I'm definitely not a fan of Mr OLeary and, although I understand he's trying to influence decision makers to minimise damage to his business, this sort of scaremongering doesn't help anyone by further polarising opinion and pushing people into shouty mode once again.
What I do agree with though is the need for a business to plan for worse case scenario exactly as we would for any other strategic issue likely to effect your business. Although we're only 70 odd people we're having to do exactly the same as all we know is that the rule book is going to be ripped up and we don't know:
a) when the new one will be ready
b) when it is ready, will it be almost exactly the same as the old one or so different as to have massive implications for our business
I'm sure there will be positive outcomes for some (although have seen no
actualpositive business outcomes yet related to our decision, anyone got one?) but we have to plan for possible worse cases and in the meantime react to the resulting outcomes from our Brexit decision so far. For our business there have been two main outcomes to date:
1) raw material price increases as a result of the crash in sterling knocking about £100k off our profit over the last 12 months with further increases of about 3% coming into force in August. Our actions as direct a response to this has been to reduce spending in a few areas -
slightly lower pay increases across the business (none for me

), hold off on recruiting unless absolutely necessary, postpone phase two of our Cap Ex plan and revise our budget for 2017/18 to take into account lower margins - less spending on people, development & kit
2) significant uncertainty for our eight EU staff (two French, one German, four Polish and one Italian) all of whom have been in the UK between 5 and 27 years and now are feeling quite unwelcome. Two are Senior Managers, all are extremely hard working and valued members of our team and would take some replacing. It has been much more difficult to put in place meaningful actions to reduce their concerns as obviously we have no more idea than anyone else what the outcome will be. So far we have started a discussion group to allow concerns to be aired, committed to covering any additional costs (visa, additional stealth 'tax', etc) within reason and supporting applications for British citizenship.

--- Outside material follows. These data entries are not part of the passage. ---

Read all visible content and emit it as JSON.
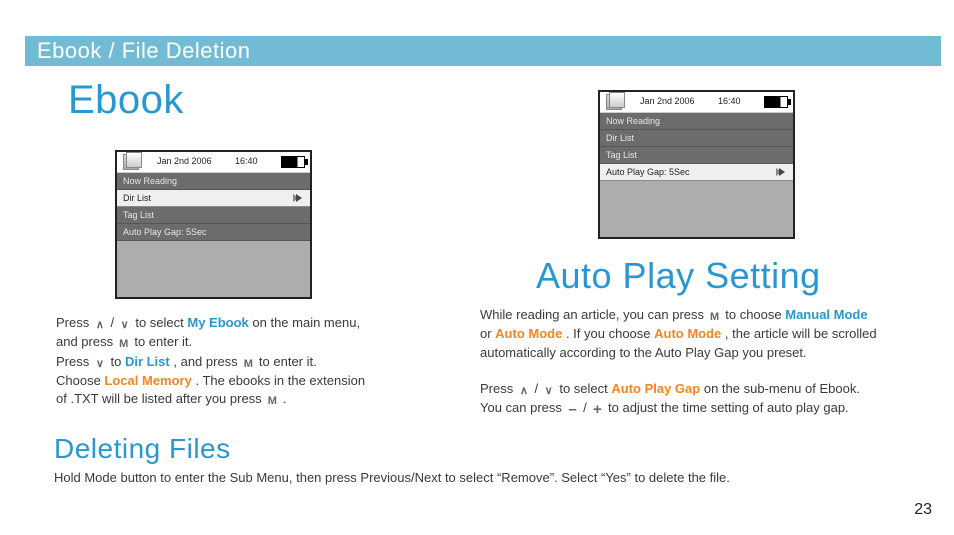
{
  "banner": {
    "title": "Ebook / File Deletion"
  },
  "headings": {
    "ebook": "Ebook",
    "autoplay": "Auto Play Setting",
    "deleting": "Deleting Files"
  },
  "device": {
    "date": "Jan 2nd 2006",
    "time": "16:40",
    "rows": {
      "now_reading": "Now Reading",
      "dir_list": "Dir List",
      "tag_list": "Tag List",
      "auto_play_gap": "Auto Play Gap: 5Sec"
    }
  },
  "left": {
    "l1a": "Press ",
    "l1b": " / ",
    "l1c": " to select ",
    "l1_myebook": "My Ebook",
    "l1d": " on the main menu,",
    "l2a": "and press ",
    "l2b": " to enter it.",
    "l3a": "Press ",
    "l3b": " to ",
    "l3_dirlist": "Dir List",
    "l3c": ", and press ",
    "l3d": " to enter it.",
    "l4a": "Choose ",
    "l4_local": "Local Memory",
    "l4b": ". The ebooks in the extension",
    "l5a": "of .TXT will be listed after you press ",
    "l5b": " ."
  },
  "right": {
    "r1a": "While reading an article, you can press ",
    "r1b": " to choose ",
    "r1_manual": "Manual Mode",
    "r2a": "or ",
    "r2_auto1": "Auto Mode",
    "r2b": ". If you choose ",
    "r2_auto2": "Auto Mode",
    "r2c": ", the article will be scrolled",
    "r3": "automatically according to the Auto Play Gap you preset.",
    "r5a": "Press ",
    "r5b": " / ",
    "r5c": " to select ",
    "r5_apg": "Auto Play Gap",
    "r5d": " on the sub-menu of Ebook.",
    "r6a": "You can press ",
    "r6b": " / ",
    "r6c": " to adjust the time setting of auto play gap."
  },
  "deleting": {
    "text": "Hold Mode button to enter the Sub Menu, then press Previous/Next to select “Remove”. Select “Yes” to delete the file."
  },
  "page_number": "23",
  "icons": {
    "up": "∧",
    "down": "∨",
    "m": "M",
    "minus": "–",
    "plus": "+"
  }
}
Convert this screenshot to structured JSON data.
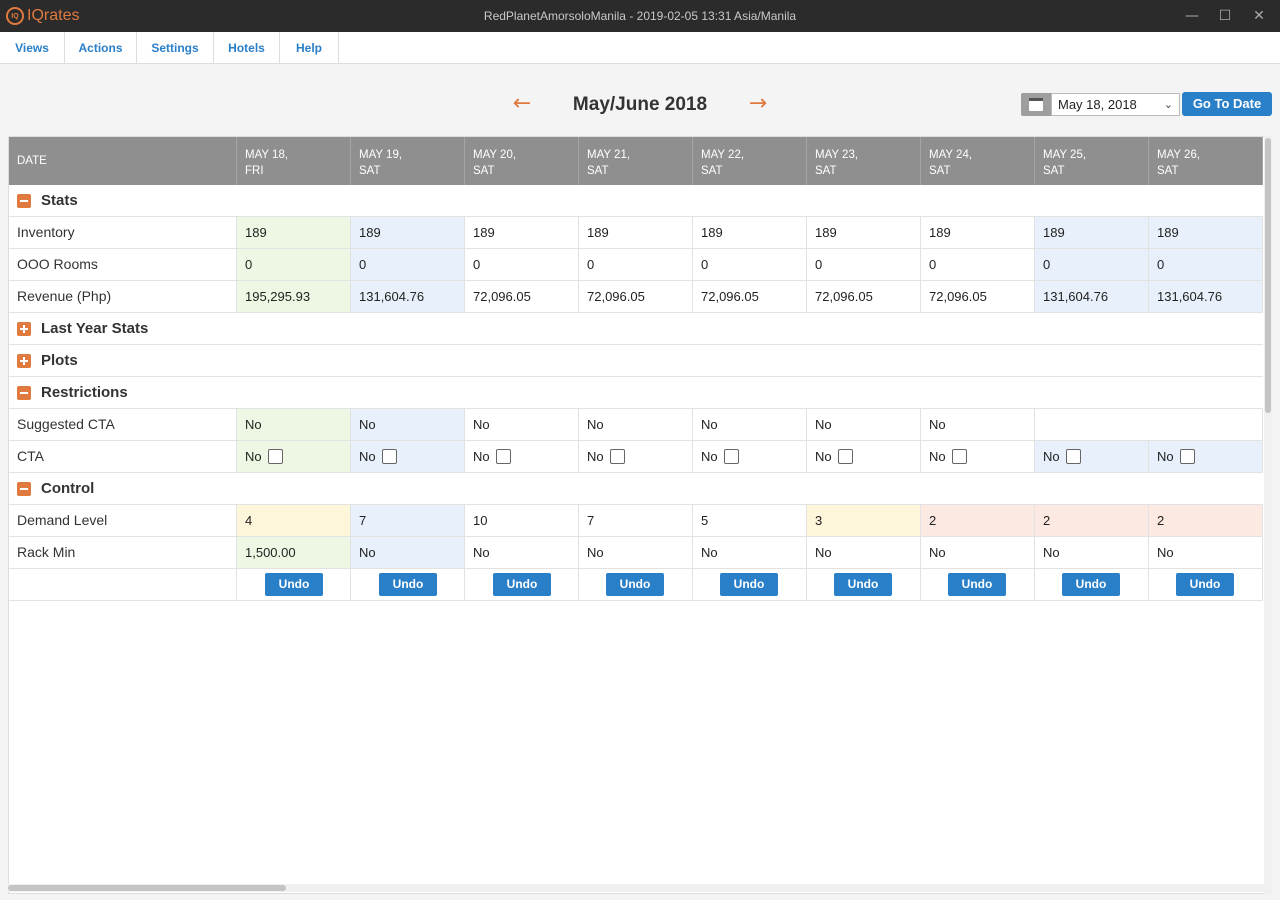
{
  "app": {
    "logo_text": "IQrates",
    "logo_badge": "IQ",
    "window_title": "RedPlanetAmorsoloManila - 2019-02-05 13:31 Asia/Manila",
    "controls": {
      "minimize": "—",
      "maximize": "☐",
      "close": "✕"
    }
  },
  "menu": [
    "Views",
    "Actions",
    "Settings",
    "Hotels",
    "Help"
  ],
  "nav": {
    "title": "May/June 2018",
    "prev": "←",
    "next": "→",
    "selected_date": "May 18, 2018",
    "goto_label": "Go To Date",
    "calendar_icon_day": "3"
  },
  "grid": {
    "header_label": "DATE",
    "dates": [
      {
        "line1": "MAY 18,",
        "line2": "FRI"
      },
      {
        "line1": "MAY 19,",
        "line2": "SAT"
      },
      {
        "line1": "MAY 20,",
        "line2": "SAT"
      },
      {
        "line1": "MAY 21,",
        "line2": "SAT"
      },
      {
        "line1": "MAY 22,",
        "line2": "SAT"
      },
      {
        "line1": "MAY 23,",
        "line2": "SAT"
      },
      {
        "line1": "MAY 24,",
        "line2": "SAT"
      },
      {
        "line1": "MAY 25,",
        "line2": "SAT"
      },
      {
        "line1": "MAY 26,",
        "line2": "SAT"
      }
    ],
    "sections": {
      "stats": "Stats",
      "last_year": "Last Year Stats",
      "plots": "Plots",
      "restrictions": "Restrictions",
      "control": "Control"
    },
    "rows": {
      "inventory": {
        "label": "Inventory",
        "values": [
          "189",
          "189",
          "189",
          "189",
          "189",
          "189",
          "189",
          "189",
          "189"
        ]
      },
      "ooo": {
        "label": "OOO Rooms",
        "values": [
          "0",
          "0",
          "0",
          "0",
          "0",
          "0",
          "0",
          "0",
          "0"
        ]
      },
      "revenue": {
        "label": "Revenue (Php)",
        "values": [
          "195,295.93",
          "131,604.76",
          "72,096.05",
          "72,096.05",
          "72,096.05",
          "72,096.05",
          "72,096.05",
          "131,604.76",
          "131,604.76"
        ]
      },
      "suggested_cta": {
        "label": "Suggested CTA",
        "values": [
          "No",
          "No",
          "No",
          "No",
          "No",
          "No",
          "No",
          "",
          ""
        ]
      },
      "cta": {
        "label": "CTA",
        "values": [
          "No",
          "No",
          "No",
          "No",
          "No",
          "No",
          "No",
          "No",
          "No"
        ]
      },
      "demand": {
        "label": "Demand Level",
        "values": [
          "4",
          "7",
          "10",
          "7",
          "5",
          "3",
          "2",
          "2",
          "2"
        ]
      },
      "rack_min": {
        "label": "Rack Min",
        "values": [
          "1,500.00",
          "No",
          "No",
          "No",
          "No",
          "No",
          "No",
          "No",
          "No"
        ]
      }
    },
    "undo_label": "Undo",
    "colors": {
      "green": "#edf7e3",
      "blue": "#e8f1fb",
      "yellow": "#fdf6da",
      "red": "#fce9e2",
      "accent": "#e07a3e",
      "button": "#2a7fc9"
    }
  }
}
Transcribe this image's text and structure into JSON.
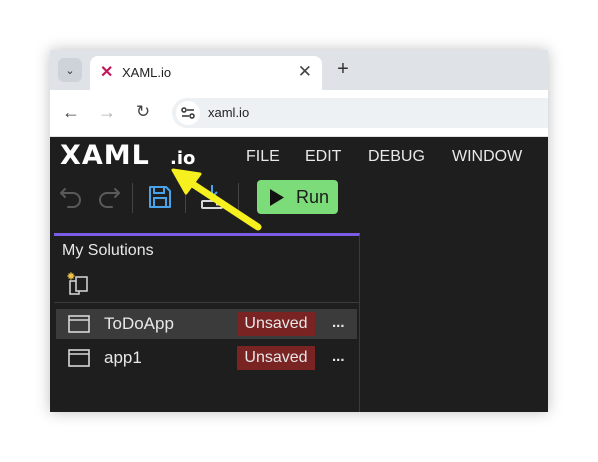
{
  "browser": {
    "tab_title": "XAML.io",
    "tab_close": "✕",
    "new_tab": "+",
    "url": "xaml.io"
  },
  "app": {
    "logo": "XAML",
    "logo_suffix": ".io",
    "menu": [
      "FILE",
      "EDIT",
      "DEBUG",
      "WINDOW"
    ],
    "toolbar": {
      "run_label": "Run",
      "save_icon_color": "#4aa3e8",
      "run_color": "#7ddc7a"
    },
    "solutions_panel": {
      "title": "My Solutions",
      "accent_color": "#7a5ce6",
      "items": [
        {
          "name": "ToDoApp",
          "status": "Unsaved",
          "more": "...",
          "selected": true
        },
        {
          "name": "app1",
          "status": "Unsaved",
          "more": "...",
          "selected": false
        }
      ]
    }
  },
  "annotation": {
    "arrow_color": "#f5f01e",
    "points_to": "save-icon"
  }
}
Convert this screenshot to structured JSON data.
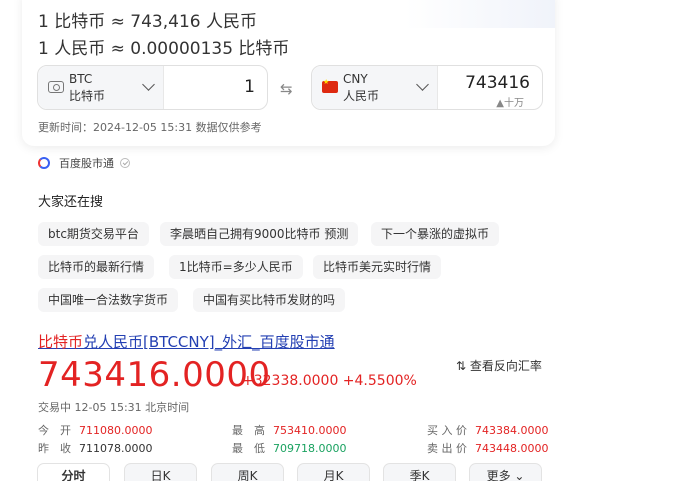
{
  "converter": {
    "rate_line_1": "1 比特币 ≈ 743,416 人民币",
    "rate_line_2": "1 人民币 ≈ 0.00000135 比特币",
    "from": {
      "code": "BTC",
      "name": "比特币",
      "amount": "1",
      "icon": "bitcoin-note-icon"
    },
    "to": {
      "code": "CNY",
      "name": "人民币",
      "amount": "743416",
      "unit": "▲十万",
      "icon": "china-flag-icon"
    },
    "swap_icon": "⇆",
    "update_time": "更新时间：2024-12-05 15:31 数据仅供参考"
  },
  "source": {
    "name": "百度股市通"
  },
  "also_search": {
    "title": "大家还在搜",
    "chips": [
      "btc期货交易平台",
      "李晨晒自己拥有9000比特币 预测",
      "下一个暴涨的虚拟币",
      "比特币的最新行情",
      "1比特币=多少人民币",
      "比特币美元实时行情",
      "中国唯一合法数字货币",
      "中国有买比特币发财的吗"
    ]
  },
  "result": {
    "title_highlight": "比特币",
    "title_rest": "兑人民币[BTCCNY]_外汇_百度股市通",
    "reverse_rate": "⇅ 查看反向汇率",
    "price": "743416.0000",
    "change": "+32338.0000  +4.5500%",
    "status": "交易中  12-05 15:31  北京时间",
    "quotes": {
      "open_label": "今　开",
      "open_value": "711080.0000",
      "prev_close_label": "昨　收",
      "prev_close_value": "711078.0000",
      "high_label": "最　高",
      "high_value": "753410.0000",
      "low_label": "最　低",
      "low_value": "709718.0000",
      "bid_label": "买 入 价",
      "bid_value": "743384.0000",
      "ask_label": "卖 出 价",
      "ask_value": "743448.0000"
    },
    "tabs": [
      "分时",
      "日K",
      "周K",
      "月K",
      "季K",
      "更多 ⌄"
    ]
  },
  "colors": {
    "up": "#e32323",
    "down": "#1aa260",
    "link": "#2440b3"
  }
}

In terms of planning for other possible outcomes fair to say we're sitting on our hands a bit as not a scoobie where this will go for us. We directly export around 10% but almost all of our customers are reliant on a strong UK economy (who isn't!) and seamless flow of goods and services across a range of EU countries. 80% of our materials are imported so we are trying to work with the few remaining UK suppliers but they have all become niche specialists over the years and don't have the capability or products the industry needs let alone the costs.
Even a basic SWOT analysis throws up so many possible scenarios that it's impractical to look into cover actions for more than a handful and as a small business we're really only thinking of economic/business issues let alone the political, socio demographic and even longer term implications for political boundaries/military action, etc
Thought some might like to hear from a business actually dealing with realities we've encountered as a direct result of our decision.
Anyway, that's enough business babble, here's my personal issue: I've just about gotten past trying to figure how the f*ck Cameron thought it was a good idea to ask the least qualified people in the country (me and you!) how to run the country but I still can't square it that anyone still thinks they will notice any difference except in their pocket.